Viola bites her upper lip. “Mm.”

“Is that a yes?”

“You haven’t given me much time.”

“We’ll be home in an hour.”

But as they hit the city, traffic swells, hundreds of cars hitting the tunnels as Saturday night emits a gravitational pull. Al complains with increasing agitation about the endless construction, the tactical error in taking this highway rather than the other. By the time they arrive home, they are both exhausted and thirsty and desperate for a shower. And a sleek black car squats in the driveway.
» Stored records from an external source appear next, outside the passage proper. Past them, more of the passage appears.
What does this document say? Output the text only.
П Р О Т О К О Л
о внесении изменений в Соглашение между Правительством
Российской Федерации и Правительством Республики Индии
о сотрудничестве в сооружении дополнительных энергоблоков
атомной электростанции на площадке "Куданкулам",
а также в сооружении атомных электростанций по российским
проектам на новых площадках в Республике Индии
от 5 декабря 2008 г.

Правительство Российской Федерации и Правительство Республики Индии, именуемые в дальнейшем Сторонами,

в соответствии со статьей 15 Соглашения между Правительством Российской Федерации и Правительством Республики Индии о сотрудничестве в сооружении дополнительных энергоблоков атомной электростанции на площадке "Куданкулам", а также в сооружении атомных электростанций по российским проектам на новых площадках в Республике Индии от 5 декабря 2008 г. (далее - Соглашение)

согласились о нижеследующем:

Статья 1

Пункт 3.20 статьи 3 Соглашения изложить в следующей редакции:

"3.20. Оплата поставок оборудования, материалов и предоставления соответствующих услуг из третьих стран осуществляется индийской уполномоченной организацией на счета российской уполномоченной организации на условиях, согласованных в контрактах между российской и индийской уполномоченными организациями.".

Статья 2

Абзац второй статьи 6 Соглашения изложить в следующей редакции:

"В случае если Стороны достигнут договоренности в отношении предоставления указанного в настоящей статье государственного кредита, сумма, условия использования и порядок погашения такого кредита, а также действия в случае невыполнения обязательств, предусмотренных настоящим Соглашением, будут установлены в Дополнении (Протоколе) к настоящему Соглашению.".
“It’s really nice to meet you,” Tillie says. “I’ve heard so much about you.”

Hanging from the antique mirror opposite the front door is Sebastian’s masterpiece: the image from the forum enlarged over thirty sheets of paper, taped together, augmented with glitter, pipe cleaners, reflective stickers. In one of his mother’s lipsticks, he had written the words:Remember me?

The blond woman extends toward him a dainty, breakable arm.

“Sorry, you are—”

“Tillie. Didn’t your dad—”

“No.”

“Oh.”

“Oh.”

“I see.”

Sebastian is reeling, full of Madeira and the fact of this woman, her connection to his father.

“So, you make art?” she says, gesturing at the image.

“Sometimes.”

“I actually run a little gallery on Main Street, maybe you could come by.”

He’s seen those galleries, full of tragic, expressionless watercolors as bland as the people who buy them. They are places where art goes to die. Embarrassing. Embarrassing that she would consider him to be remotely interested.

Is this the type of woman his father wants?

His mother looks down on him with a conspiratorial laugh, and they are sharing in this, a gigantic joke, the brilliant coincidence of his timing. It’s as though they were in it together, the two of them reenchanting her, defending the house against this cookie-cutter Christmas-card country-club cockroach. How could anyone occupy the space Susan Byrne left behind?